Das heisst nicht, dass der Staat nicht repressiv gegen Kinderpornografie vorgehen sollte, da sieht man durchaus Erfolge, doch hält die Begründung für eine weitreichende Überwachung des Internetverkehrs der Bürger und der Einführung von Zensur weiter her?

In Deutschland fiel letzte Woche ein (SPD) Politiker (Thomas Jurk) mit der Aussage (freiepresse.de) auf: “Wenn wir gegen das Grundgesetz verstossen, weil wir Pädophilen unmöglich machen kinderpornografische Bilder aus dem Internet herunterzuladen, dann nehme ich das in Kauf.”

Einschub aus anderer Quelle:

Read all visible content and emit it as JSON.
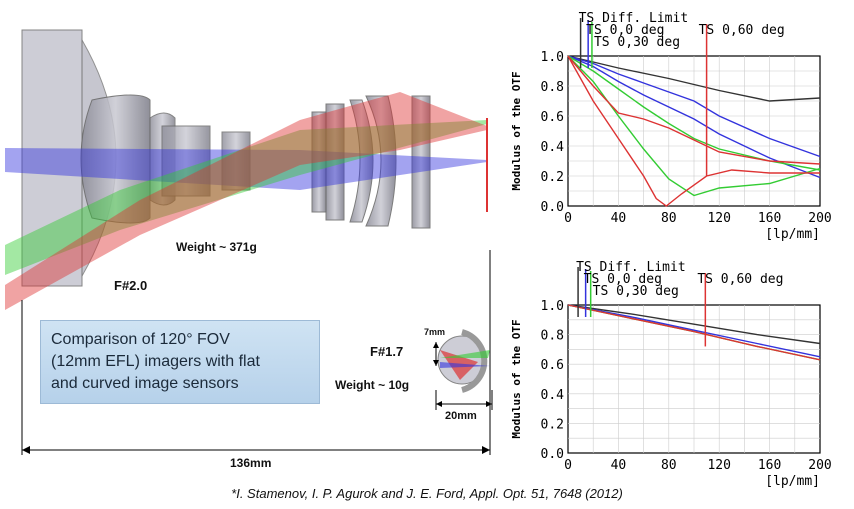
{
  "labels": {
    "weight_large": "Weight ~ 371g",
    "fnum_large": "F#2.0",
    "fnum_small": "F#1.7",
    "weight_small": "Weight ~ 10g",
    "dim_7mm": "7mm",
    "dim_20mm": "20mm",
    "dim_136mm": "136mm"
  },
  "comparison_box": {
    "line1": "Comparison of 120° FOV",
    "line2": "(12mm EFL) imagers with flat",
    "line3": "and curved image sensors"
  },
  "citation": "*I. Stamenov, I. P. Agurok and J. E. Ford, Appl. Opt. 51, 7648 (2012)",
  "colors": {
    "blue": "#3333dd",
    "green": "#33cc33",
    "red": "#dd3333",
    "black": "#333333"
  },
  "chart_data": [
    {
      "type": "line",
      "ylabel": "Modulus of the OTF",
      "xlabel_unit": "[lp/mm]",
      "xlim": [
        0,
        200
      ],
      "ylim": [
        0,
        1
      ],
      "x_ticks": [
        "0",
        "40",
        "80",
        "120",
        "160",
        "200"
      ],
      "y_ticks": [
        "0.0",
        "0.2",
        "0.4",
        "0.6",
        "0.8",
        "1.0"
      ],
      "legend": [
        {
          "label": "TS Diff. Limit",
          "color": "#333333"
        },
        {
          "label": "TS 0,0 deg",
          "color": "#3333dd"
        },
        {
          "label": "TS 0,30 deg",
          "color": "#33cc33"
        },
        {
          "label": "TS 0,60 deg",
          "color": "#dd3333"
        }
      ],
      "series": [
        {
          "color": "#333333",
          "points": [
            [
              0,
              1.0
            ],
            [
              40,
              0.92
            ],
            [
              80,
              0.85
            ],
            [
              120,
              0.77
            ],
            [
              160,
              0.7
            ],
            [
              200,
              0.72
            ]
          ]
        },
        {
          "color": "#3333dd",
          "points": [
            [
              0,
              1.0
            ],
            [
              20,
              0.95
            ],
            [
              40,
              0.88
            ],
            [
              60,
              0.82
            ],
            [
              80,
              0.76
            ],
            [
              100,
              0.7
            ],
            [
              120,
              0.6
            ],
            [
              160,
              0.45
            ],
            [
              200,
              0.33
            ]
          ]
        },
        {
          "color": "#3333dd",
          "points": [
            [
              0,
              1.0
            ],
            [
              20,
              0.93
            ],
            [
              40,
              0.83
            ],
            [
              60,
              0.74
            ],
            [
              80,
              0.66
            ],
            [
              100,
              0.58
            ],
            [
              120,
              0.48
            ],
            [
              160,
              0.32
            ],
            [
              200,
              0.19
            ]
          ]
        },
        {
          "color": "#33cc33",
          "points": [
            [
              0,
              1.0
            ],
            [
              20,
              0.9
            ],
            [
              40,
              0.78
            ],
            [
              60,
              0.66
            ],
            [
              80,
              0.55
            ],
            [
              100,
              0.45
            ],
            [
              120,
              0.38
            ],
            [
              160,
              0.3
            ],
            [
              200,
              0.24
            ]
          ]
        },
        {
          "color": "#33cc33",
          "points": [
            [
              0,
              1.0
            ],
            [
              20,
              0.83
            ],
            [
              40,
              0.6
            ],
            [
              60,
              0.38
            ],
            [
              80,
              0.18
            ],
            [
              100,
              0.07
            ],
            [
              120,
              0.12
            ],
            [
              160,
              0.15
            ],
            [
              200,
              0.25
            ]
          ]
        },
        {
          "color": "#dd3333",
          "points": [
            [
              0,
              1.0
            ],
            [
              20,
              0.8
            ],
            [
              40,
              0.62
            ],
            [
              60,
              0.58
            ],
            [
              80,
              0.52
            ],
            [
              100,
              0.44
            ],
            [
              120,
              0.36
            ],
            [
              160,
              0.3
            ],
            [
              200,
              0.28
            ]
          ]
        },
        {
          "color": "#dd3333",
          "points": [
            [
              0,
              1.0
            ],
            [
              20,
              0.7
            ],
            [
              40,
              0.45
            ],
            [
              60,
              0.2
            ],
            [
              70,
              0.05
            ],
            [
              78,
              0.0
            ],
            [
              90,
              0.08
            ],
            [
              110,
              0.2
            ],
            [
              130,
              0.24
            ],
            [
              160,
              0.22
            ],
            [
              200,
              0.22
            ]
          ]
        }
      ],
      "marker_x": [
        10,
        16,
        19,
        110
      ]
    },
    {
      "type": "line",
      "ylabel": "Modulus of the OTF",
      "xlabel_unit": "[lp/mm]",
      "xlim": [
        0,
        200
      ],
      "ylim": [
        0,
        1
      ],
      "x_ticks": [
        "0",
        "40",
        "80",
        "120",
        "160",
        "200"
      ],
      "y_ticks": [
        "0.0",
        "0.2",
        "0.4",
        "0.6",
        "0.8",
        "1.0"
      ],
      "legend": [
        {
          "label": "TS Diff. Limit",
          "color": "#333333"
        },
        {
          "label": "TS 0,0 deg",
          "color": "#3333dd"
        },
        {
          "label": "TS 0,30 deg",
          "color": "#33cc33"
        },
        {
          "label": "TS 0,60 deg",
          "color": "#dd3333"
        }
      ],
      "series": [
        {
          "color": "#333333",
          "points": [
            [
              0,
              1.0
            ],
            [
              50,
              0.94
            ],
            [
              100,
              0.87
            ],
            [
              150,
              0.8
            ],
            [
              200,
              0.74
            ]
          ]
        },
        {
          "color": "#3333dd",
          "points": [
            [
              0,
              1.0
            ],
            [
              50,
              0.92
            ],
            [
              100,
              0.83
            ],
            [
              150,
              0.74
            ],
            [
              200,
              0.65
            ]
          ]
        },
        {
          "color": "#33cc33",
          "points": [
            [
              0,
              1.0
            ],
            [
              50,
              0.91
            ],
            [
              100,
              0.82
            ],
            [
              150,
              0.72
            ],
            [
              200,
              0.63
            ]
          ]
        },
        {
          "color": "#dd3333",
          "points": [
            [
              0,
              1.0
            ],
            [
              50,
              0.91
            ],
            [
              100,
              0.82
            ],
            [
              150,
              0.72
            ],
            [
              200,
              0.63
            ]
          ]
        }
      ],
      "marker_x": [
        8,
        14,
        18,
        109
      ]
    }
  ]
}
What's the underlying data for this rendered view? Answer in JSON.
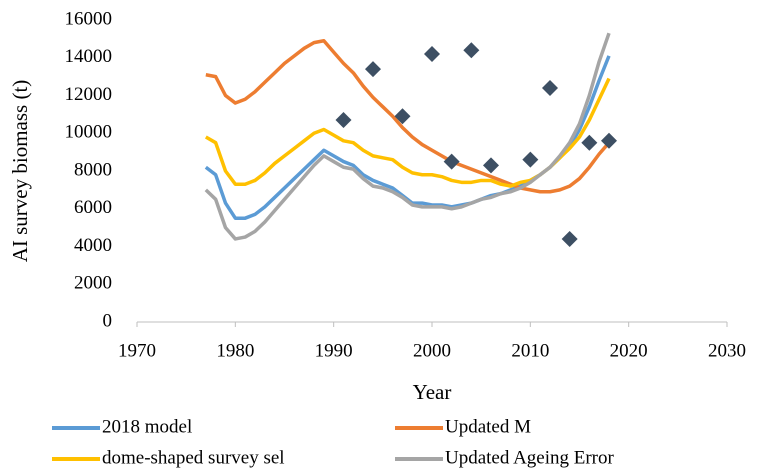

Mit Killerargumenten gegen Kritik

Mit den fragwürdigen Argumenten Bekämpfung von Terrorismus und Kinderpornografie und Verfolgung von Urheberrechtsverstössen versuchen viele Staaten Überwachung und Zensur im Web auch gegen gesellschaftlichen Widerstand einzuführen. (-> Gründungen der Piratenparteien in Schweden, Deutschland und der Schweiz. Spiegel Online vom 3.8.2009: Der Aufstand der Netzbürger). Nun sind die beiden ersten Themenbereiche heikel und wer gegen die Überwachung der persönlichen Kommunikation und Aufbewahren von Verbindungsdaten Bedenken aufführt wird schnell in eine dunkle Ecke gestellt.

Kritisiert wird die Einschränkung der Meinungsfreiheit, die Bestrebungen nach Zensur, das unter Generalverdacht Stellen der gesamten Bevölkerung, der Verstoss gegen die verfassungsmässigen Rechte des Einzelnen, die Etablierung eines Überwachungsstaates, der eingeschränkte Nutzen (Wikipedia) und das Fehlen einer abschreckenden Wirkung vor Straftaten. Zudem ist das Missbrauchs- und Irrtumsrisiko nicht unerheblich.
Wer nicht sicher ist, dass er frei kommunizieren kann, hält sich mit seiner Meinung zurück. Doch eine gesunde Demokratie ist unbedingt auf eine freie Meinungsäusserung angewiesen.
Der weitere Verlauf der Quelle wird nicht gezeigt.